Os pombos-correio conseguem voltar para casa mesmo após serem soltos a centenas de quilômetros de distância, uma habilidade que intriga cientistas há décadas. Agora, um novo estudo sugere que parte desse talento extraordinário pode estar ligada ao fígado, e não apenas ao cérebro ou aos sentidos tradicionalmente associados à navegação.
Pesquisadores identificaram células do sistema imunológico carregadas de ferro que poderiam funcionar como sensores do campo magnético da Terra. A descoberta, publicada na revista Science, abre uma nova linha de investigação sobre um dos maiores mistérios do reino animal.
Por enquanto, a hipótese ainda levanta debates entre especialistas. Mesmo assim, os resultados revelam um possível mecanismo que pode mudar a forma como a ciência entende a orientação das aves.
Órgão inesperado entrou na investigação
Durante muito tempo, pesquisadores acreditaram que a capacidade de navegação dos pombos estava concentrada em estruturas do cérebro ou do ouvido interno. Entretanto, o estudo aponta para um candidato bastante improvável: o fígado.
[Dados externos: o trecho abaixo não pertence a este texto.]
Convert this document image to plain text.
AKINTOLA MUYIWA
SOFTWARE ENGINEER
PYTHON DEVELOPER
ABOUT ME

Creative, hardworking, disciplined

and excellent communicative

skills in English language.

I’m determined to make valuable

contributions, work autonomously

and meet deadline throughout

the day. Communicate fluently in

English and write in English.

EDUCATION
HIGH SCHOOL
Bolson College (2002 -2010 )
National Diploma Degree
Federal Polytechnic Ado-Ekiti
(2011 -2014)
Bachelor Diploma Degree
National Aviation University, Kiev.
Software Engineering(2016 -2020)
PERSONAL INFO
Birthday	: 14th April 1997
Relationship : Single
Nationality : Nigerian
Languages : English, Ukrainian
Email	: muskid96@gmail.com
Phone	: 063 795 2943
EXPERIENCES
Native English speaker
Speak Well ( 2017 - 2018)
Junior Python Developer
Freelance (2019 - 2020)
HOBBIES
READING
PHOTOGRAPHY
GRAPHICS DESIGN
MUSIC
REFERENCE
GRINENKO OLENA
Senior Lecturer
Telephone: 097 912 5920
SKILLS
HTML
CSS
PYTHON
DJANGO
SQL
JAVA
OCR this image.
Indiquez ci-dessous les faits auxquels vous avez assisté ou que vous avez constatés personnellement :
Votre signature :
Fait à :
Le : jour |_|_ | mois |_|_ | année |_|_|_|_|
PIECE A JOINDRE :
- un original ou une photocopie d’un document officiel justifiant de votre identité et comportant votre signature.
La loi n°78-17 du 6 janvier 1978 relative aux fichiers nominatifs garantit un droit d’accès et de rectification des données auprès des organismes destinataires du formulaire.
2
No órgão, cientistas encontraram macrófagos, células do sistema imunológico que acumulam ferro. Segundo a hipótese proposta pelos autores, essas estruturas seriam capazes de perceber pequenas variações no campo magnético terrestre.
Essa informação funcionaria como uma espécie de bússola biológica. Em vez de substituir a visão ou outras referências ambientais, ela ajudaria os pombos a se orientar em situações nas quais o ambiente se torna mais desafiador.
Testes revelaram uma diferença importante
Para investigar a hipótese, os pesquisadores realizaram experimentos com 34 pombos-correio. Em parte das aves, foi aplicado um tratamento destinado a reduzir a quantidade de macrófagos ricos em ferro presentes no fígado.
Os resultados chamaram atenção principalmente em dias de neblina. Nessas condições, os pombos que passaram pela intervenção apresentaram mais dificuldade para retornar ao pombal, enquanto as demais aves conseguiram completar o percurso normalmente.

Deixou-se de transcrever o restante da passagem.